The ship vibrated, rattling its timbers. They stopped to watch as light began to glow around the edges, lighting up every timber in the ship. Then the hole began to fill in, inch by inch, until it was sealed up. The ragged tears in the sail stitched themselves up, and the grime and holes in the deck from the giant squids repaired themselves until the ship was shiny and new again.

Mavery clapped her hands, squealing with glee. Geela dropped the rope, panting with exhaustion. “You did it!” She hugged the little witchling. Perrin just grinned, nodding as she folded her arms. “Mavery did it,” she said, giving her a wink.

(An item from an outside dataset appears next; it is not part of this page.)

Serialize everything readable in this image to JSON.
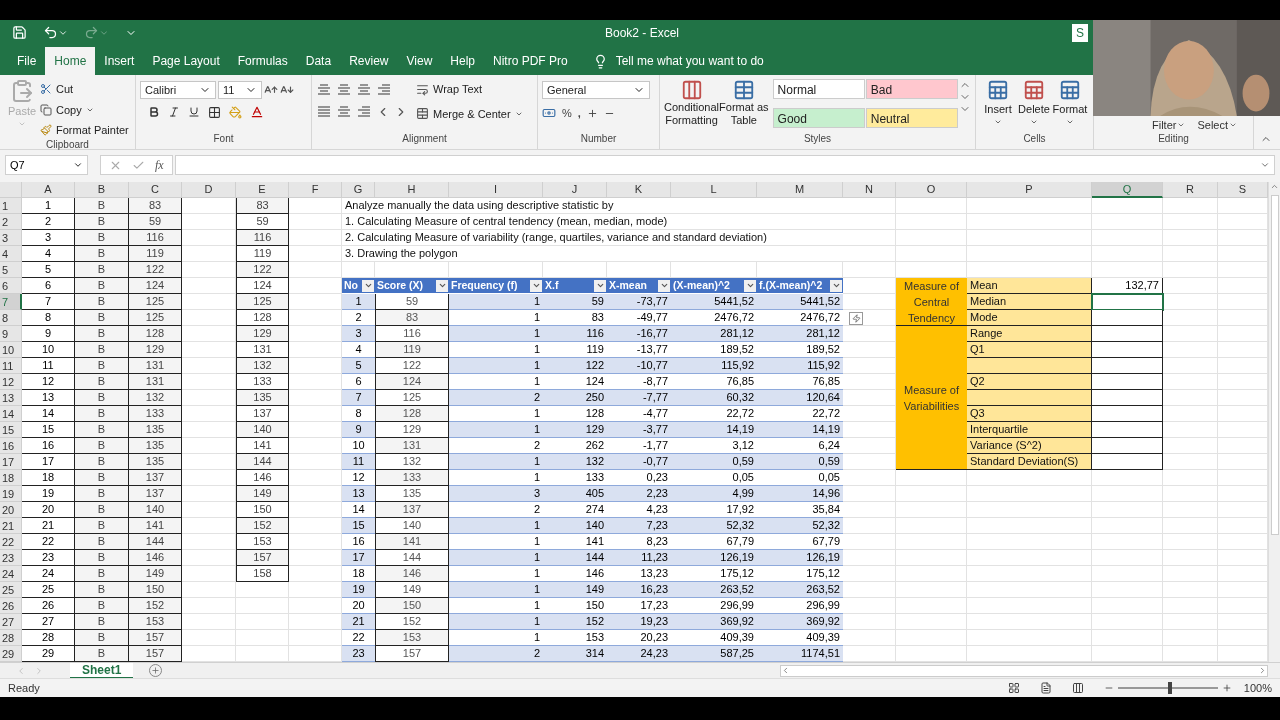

A long plank extended from the boat to their stone pier. Mavery skipped on board. Geela strode to the wheel, grasping it with both hands. “Take us to Skara Brae!” she shouted. A crack opened up in the ceiling. Rocks fell until a small hole opened up. Stars twinkled through the opening. The ship launched itself in the air, and they sailed out of Helva’s underworld into the night sky.